En el camino de regreso, se cruzó con un pastor y su rebaño que se dirigían al lago. Para
asombro de Hércules, el hombre se postró ante él. Entonces el pastor dijo muy contento:
–¡Sabemos quién eres, Hércules, y que has limpiado el lago de los pájaros que lo infestaban!
¡Gracias a ti, los pueblos volverán a poblarse, las cosechas florecerán y la alegría renacerá en
nuestros corazones!
“Pues entonces –se dijo Hércules para sus adentros, al tiempo que invitaba al pastor a que se
pusiera de pie–, mis trabajos no habrán sido inútiles; y pensando en fastidiarme, lo que hace
Euristeo es ayudarme a librar al mundo de sus plagas…”.
Adivinó que la noticia de su hazaña no tardaría en llegar a oídos de su primo.
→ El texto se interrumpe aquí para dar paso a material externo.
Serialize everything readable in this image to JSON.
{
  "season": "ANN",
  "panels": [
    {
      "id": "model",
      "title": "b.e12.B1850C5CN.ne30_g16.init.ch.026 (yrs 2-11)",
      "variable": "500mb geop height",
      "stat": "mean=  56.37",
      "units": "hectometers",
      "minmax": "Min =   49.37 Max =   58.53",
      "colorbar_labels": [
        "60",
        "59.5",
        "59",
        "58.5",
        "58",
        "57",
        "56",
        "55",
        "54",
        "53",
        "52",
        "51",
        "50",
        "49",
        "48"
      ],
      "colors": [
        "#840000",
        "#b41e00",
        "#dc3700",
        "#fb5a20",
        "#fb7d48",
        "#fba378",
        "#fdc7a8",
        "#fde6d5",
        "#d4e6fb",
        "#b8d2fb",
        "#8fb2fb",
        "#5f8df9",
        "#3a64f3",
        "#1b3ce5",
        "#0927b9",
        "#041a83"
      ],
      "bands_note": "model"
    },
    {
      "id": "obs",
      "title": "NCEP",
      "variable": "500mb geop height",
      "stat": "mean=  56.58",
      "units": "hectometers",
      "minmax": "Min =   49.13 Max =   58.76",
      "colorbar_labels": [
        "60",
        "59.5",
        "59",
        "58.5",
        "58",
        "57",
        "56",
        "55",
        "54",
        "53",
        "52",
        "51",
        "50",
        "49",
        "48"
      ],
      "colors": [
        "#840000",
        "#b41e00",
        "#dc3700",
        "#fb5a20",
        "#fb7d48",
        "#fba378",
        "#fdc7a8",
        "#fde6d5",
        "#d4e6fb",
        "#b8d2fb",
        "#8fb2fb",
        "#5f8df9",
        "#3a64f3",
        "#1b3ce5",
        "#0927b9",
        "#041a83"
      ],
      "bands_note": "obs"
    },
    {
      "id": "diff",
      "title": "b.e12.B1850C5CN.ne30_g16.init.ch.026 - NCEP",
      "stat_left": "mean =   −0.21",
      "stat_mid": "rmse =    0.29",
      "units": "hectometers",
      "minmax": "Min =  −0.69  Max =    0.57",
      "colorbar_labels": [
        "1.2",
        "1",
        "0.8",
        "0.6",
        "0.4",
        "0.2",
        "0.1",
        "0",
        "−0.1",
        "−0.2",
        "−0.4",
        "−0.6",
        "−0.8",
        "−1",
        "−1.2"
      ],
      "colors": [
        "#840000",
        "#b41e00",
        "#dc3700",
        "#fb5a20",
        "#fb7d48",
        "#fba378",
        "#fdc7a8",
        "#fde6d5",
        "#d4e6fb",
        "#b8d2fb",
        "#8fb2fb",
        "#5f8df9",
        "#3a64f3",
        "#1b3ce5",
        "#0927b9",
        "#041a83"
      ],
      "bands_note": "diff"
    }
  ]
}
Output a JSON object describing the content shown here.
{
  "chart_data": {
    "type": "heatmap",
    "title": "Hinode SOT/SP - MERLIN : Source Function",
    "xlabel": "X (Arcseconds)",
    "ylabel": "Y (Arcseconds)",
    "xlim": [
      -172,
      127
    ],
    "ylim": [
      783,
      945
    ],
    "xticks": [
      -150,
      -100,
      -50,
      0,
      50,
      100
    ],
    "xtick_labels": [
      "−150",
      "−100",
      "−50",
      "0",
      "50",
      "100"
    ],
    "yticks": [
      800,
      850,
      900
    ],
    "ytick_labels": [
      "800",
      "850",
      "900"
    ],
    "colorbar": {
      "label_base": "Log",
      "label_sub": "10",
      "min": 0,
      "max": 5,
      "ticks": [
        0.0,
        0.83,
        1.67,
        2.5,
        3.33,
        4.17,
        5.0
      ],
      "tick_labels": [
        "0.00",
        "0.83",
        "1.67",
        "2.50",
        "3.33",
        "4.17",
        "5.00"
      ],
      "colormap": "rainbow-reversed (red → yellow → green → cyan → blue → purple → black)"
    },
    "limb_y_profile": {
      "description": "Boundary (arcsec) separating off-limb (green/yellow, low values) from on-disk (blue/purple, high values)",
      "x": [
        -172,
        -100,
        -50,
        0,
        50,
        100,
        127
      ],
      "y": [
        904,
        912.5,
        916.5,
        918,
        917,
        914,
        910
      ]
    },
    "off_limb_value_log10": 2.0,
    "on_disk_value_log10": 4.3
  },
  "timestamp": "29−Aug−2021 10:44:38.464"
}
De repente pegó
un respingo, pues oyó un rumor de alas por encima de su cabeza: pero no era más que una
alondra que revoloteaba por el aire. Su puro instinto de cazador le hizo tensar el arco y
apuntar al pájaro; pero en el último momento cambió de idea. Por primera vez en la vida,
pensó que era cruel e inútil matar un ser vivo que no le hacía daño.
Y entonces, como para darle las gracias por ello, la alondra fue a posársele en el hombro. Con
aquella leve carga, el héroe regresó a Tirinto.

En Los doce trabajos de Hércules. Madrid: Anaya, 2007.

* Peloponeso: península de la Grecia antigua.

* Sotobosque: vegetación formada por matas y arbustos que crece bajo los árboles de un
bosque.

* Címbalo: instrumento de percusión, parecido a los platillos.

* Aljaba: caja portátil para flechas que se llevaba colgada.